Chefs & Staff / Chef John Folse

Chef John Folse

Chef John Folse, born in St. James Parish in 1946, learned early that the secrets of Cajun cooking lay in the unique ingredients of Louisiana’s swamp floor pantry. Folse seasoned these raw ingredients with his passion for Louisiana culture and cuisine, and from his cast iron pots emerged Chef John Folse & Company.

When Folse opened Lafitte’s Landing Restaurant in 1978 in Donaldsonville, Louisiana, he set out to market his restaurant by taking “a taste of Louisiana” worldwide. He introduced Louisiana’s indigenous cuisine to Japan in 1985, Beijing in 1986 and Hong Kong and Paris in 1987. In 1988, Folse made international headlines with the opening of “Lafitte’s Landing East” in Moscow during the Presidential Summit between Ronald Reagan and Mikhail Gorbachev. In 1989, Folse was the first non-Italian chef to create the Vatican State Dinner in Rome. Promotional restaurants also included London in 1991 and 1993, Bogota in 1991, Taipei in 1992 and 1994 and Seoul in 1994. In 1988, the Sales and Marketing Executives of Greater Baton Rouge named Folse “Marketer of the Year” and the Louisiana Legislature gave him the title of “Louisiana’s Culinary Ambassador to the World.”


The Chef John Folse Culinary Institute at Nicholls State University in Thibodaux, Louisiana, opened in October 1994 and is dedicated to the preservation of Louisiana’s rich culinary and cultural heritage. In March 2013 ground breaking ceremonies were held at NSU on the site of the new culinary arts building, which is projected to open in September 2014.  In August 1996, Folse began broadcasting his radio cooking talk show, “Stirrin’ It Up.” In 2001, “Stirrin’ It Up” expanded to a television cooking segment during the 5 p.m. newscast on WAFB-TV Channel 9 in Baton Rouge.

Exceptional Endings, the pastry division of Chef John Folse & Company, was launched in 1996 to create specialty desserts, pastries and savories.
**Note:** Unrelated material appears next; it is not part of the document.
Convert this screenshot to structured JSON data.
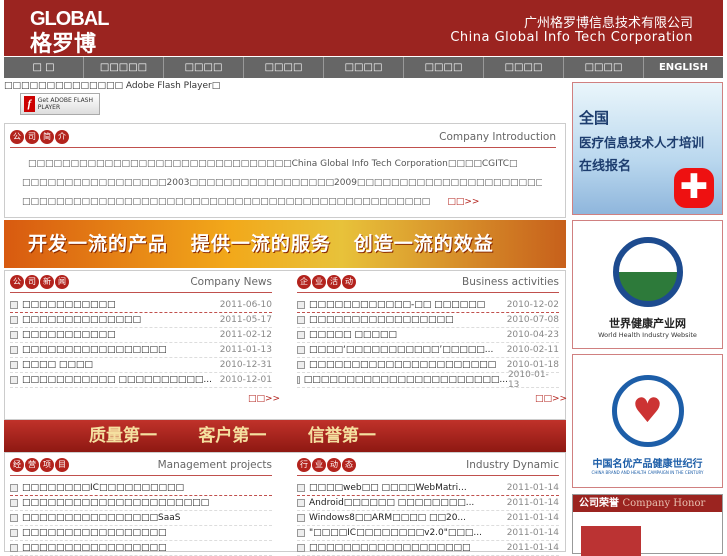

In October 1998, a fire destroyed the 200-year-old Viala Plantation, which housed Lafitte’s Landing Restaurant, and in May 1999 Folse opened his former Donaldsonville home as Lafitte’s Landing Restaurant at Bittersweet Plantation, offering fine dining and bed and breakfast accommodations. In the year 2000, Folse incorporated Digi-Tek Productions, a full service digital recording studio.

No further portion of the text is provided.